Experiment with the log transformations and practice interpretation

Most hedonic regression models use a log-transformation of the dependent variable (price), by taking the logarithm of the price of each sale and using it as the dependent variable. It changes the interpretation of the coefficients. If the variable on the right hand side is untransformed (in its original scale) and the dependent variable is log-transformed, then one unit increase in the right hand side variable is predicted to increase the price of a house by the percentage indicated by the coefficient. If the right hand side variable is also log transformed, then the interpretation is one percent change in the independent variable is associated with the percentage change in the dependent variable indicated by the coefficient. If neither is transformed, then the coefficient indicates the dollar amount of change in price expected from a one unit change in the independent variable.

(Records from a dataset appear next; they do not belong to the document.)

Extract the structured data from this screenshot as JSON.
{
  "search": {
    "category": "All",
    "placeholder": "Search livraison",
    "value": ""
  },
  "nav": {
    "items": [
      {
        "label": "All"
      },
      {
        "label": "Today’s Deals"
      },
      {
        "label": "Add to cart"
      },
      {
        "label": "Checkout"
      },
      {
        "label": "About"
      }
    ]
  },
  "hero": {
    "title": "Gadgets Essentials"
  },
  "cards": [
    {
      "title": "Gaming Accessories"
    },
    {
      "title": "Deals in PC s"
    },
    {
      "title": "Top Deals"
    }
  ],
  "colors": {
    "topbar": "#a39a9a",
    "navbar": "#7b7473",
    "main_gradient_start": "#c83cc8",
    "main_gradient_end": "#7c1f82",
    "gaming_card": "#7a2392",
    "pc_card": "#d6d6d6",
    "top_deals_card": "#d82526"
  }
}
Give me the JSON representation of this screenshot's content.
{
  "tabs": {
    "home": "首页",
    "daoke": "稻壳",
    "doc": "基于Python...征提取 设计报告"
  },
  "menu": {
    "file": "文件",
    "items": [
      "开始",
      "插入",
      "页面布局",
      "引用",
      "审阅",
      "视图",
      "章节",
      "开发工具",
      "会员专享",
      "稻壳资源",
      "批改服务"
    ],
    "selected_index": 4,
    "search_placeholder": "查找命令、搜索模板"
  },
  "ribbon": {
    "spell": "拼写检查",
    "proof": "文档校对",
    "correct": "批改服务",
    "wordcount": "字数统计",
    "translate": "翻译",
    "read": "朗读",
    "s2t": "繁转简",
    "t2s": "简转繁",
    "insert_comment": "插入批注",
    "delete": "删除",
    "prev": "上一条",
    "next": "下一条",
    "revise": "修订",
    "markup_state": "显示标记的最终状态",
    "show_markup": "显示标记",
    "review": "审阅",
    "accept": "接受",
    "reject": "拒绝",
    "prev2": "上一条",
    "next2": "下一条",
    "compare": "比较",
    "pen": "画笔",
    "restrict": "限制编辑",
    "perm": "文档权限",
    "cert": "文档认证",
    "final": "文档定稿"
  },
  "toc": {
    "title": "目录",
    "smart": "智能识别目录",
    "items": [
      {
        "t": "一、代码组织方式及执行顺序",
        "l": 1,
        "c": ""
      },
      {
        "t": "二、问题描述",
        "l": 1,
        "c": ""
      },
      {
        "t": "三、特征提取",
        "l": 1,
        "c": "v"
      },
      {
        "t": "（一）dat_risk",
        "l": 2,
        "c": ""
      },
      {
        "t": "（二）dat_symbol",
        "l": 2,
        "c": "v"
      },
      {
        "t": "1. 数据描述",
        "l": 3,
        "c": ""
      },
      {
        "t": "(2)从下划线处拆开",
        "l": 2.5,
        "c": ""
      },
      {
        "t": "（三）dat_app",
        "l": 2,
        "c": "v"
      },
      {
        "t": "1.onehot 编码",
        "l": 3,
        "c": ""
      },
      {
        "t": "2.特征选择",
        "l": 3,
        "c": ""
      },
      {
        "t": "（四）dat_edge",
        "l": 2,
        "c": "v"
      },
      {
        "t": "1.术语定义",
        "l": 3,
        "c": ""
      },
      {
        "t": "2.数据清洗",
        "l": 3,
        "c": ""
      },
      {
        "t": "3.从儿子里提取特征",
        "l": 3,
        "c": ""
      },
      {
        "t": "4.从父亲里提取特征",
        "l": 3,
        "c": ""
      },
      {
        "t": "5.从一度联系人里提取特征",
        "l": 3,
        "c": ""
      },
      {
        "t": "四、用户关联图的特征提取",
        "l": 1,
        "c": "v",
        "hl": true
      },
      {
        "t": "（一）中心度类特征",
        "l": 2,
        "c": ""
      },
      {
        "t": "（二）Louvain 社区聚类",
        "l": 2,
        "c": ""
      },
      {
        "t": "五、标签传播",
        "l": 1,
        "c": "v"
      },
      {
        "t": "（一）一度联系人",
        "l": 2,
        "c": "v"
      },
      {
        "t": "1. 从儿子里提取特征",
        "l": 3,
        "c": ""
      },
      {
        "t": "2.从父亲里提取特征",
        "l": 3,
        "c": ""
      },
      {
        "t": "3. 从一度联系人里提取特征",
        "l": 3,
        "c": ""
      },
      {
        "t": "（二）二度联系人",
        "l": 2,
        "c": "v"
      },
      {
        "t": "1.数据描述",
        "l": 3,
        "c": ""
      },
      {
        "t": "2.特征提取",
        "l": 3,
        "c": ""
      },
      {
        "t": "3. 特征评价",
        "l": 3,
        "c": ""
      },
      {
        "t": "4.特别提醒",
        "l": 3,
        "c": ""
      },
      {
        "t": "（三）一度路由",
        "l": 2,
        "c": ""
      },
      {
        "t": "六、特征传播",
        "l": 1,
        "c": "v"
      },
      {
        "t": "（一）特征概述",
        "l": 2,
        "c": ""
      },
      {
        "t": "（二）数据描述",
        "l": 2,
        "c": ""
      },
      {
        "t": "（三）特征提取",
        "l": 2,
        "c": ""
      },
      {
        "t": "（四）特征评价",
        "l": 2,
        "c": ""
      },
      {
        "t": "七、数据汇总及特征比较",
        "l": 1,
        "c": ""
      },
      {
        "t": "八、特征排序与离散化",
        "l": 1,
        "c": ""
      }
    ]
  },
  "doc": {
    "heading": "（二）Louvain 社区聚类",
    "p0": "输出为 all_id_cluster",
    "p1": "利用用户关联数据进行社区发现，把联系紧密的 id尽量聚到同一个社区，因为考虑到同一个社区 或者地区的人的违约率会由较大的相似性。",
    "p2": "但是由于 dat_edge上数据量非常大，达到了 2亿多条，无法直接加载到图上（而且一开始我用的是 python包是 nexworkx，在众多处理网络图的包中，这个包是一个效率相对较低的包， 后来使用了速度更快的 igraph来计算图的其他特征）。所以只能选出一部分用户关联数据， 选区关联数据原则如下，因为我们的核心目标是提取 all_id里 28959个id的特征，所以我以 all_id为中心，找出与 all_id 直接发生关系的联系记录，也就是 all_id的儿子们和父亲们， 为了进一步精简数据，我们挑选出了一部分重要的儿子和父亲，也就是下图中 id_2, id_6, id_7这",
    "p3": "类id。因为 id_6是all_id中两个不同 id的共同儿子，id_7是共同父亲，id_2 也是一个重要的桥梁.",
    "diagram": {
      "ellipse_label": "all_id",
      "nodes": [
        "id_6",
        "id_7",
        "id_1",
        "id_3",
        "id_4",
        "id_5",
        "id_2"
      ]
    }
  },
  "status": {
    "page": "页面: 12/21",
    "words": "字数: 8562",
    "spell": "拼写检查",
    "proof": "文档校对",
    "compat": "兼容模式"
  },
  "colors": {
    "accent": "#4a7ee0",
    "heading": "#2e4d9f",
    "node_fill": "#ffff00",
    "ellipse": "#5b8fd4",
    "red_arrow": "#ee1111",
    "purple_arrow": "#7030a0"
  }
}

How well the does model fit the data?

The errors appear to be normally distributed - with half having positive errors and half having negative errors, and the mean value being zero. This is one indicator of whether the model is inacurate (statistically biased).


In [19]:
plt.hist(residuals, bins=25, normed=True, alpha=.5)
mu = residuals.mean()
variance = residuals.var()
sigma = residuals.std()
x = np.linspace(-3, 3, 100)
plt.plot(x,mlab.normpdf(x, mu, sigma));


Another way to look at these results is to plot the errors against the range of the y variable, to see if the errors appear to be higher at one end of the range of y or the other. It seems to be fairly uniform across the scale of y.


In [20]:
plt.figure(1, figsize=(10,8), )
plt.plot([12, 16], [0, 0], c='b')
plt.scatter(predicted, residuals, marker=0, s=10, c='g');
plt.axis([12, 16, -0.8, 0.8])
plt.show();


The next plot compares observed values on the x axis to predicted values from the model on the y axis.


In [21]:
plt.figure(1, figsize=(10,8), )
plt.plot([12, 16], [12, 16])
plt.scatter(observed, predicted, marker=0, s=10, c='g')
plt.axis([12, 16, 12, 16])
plt.show();



In [ ]: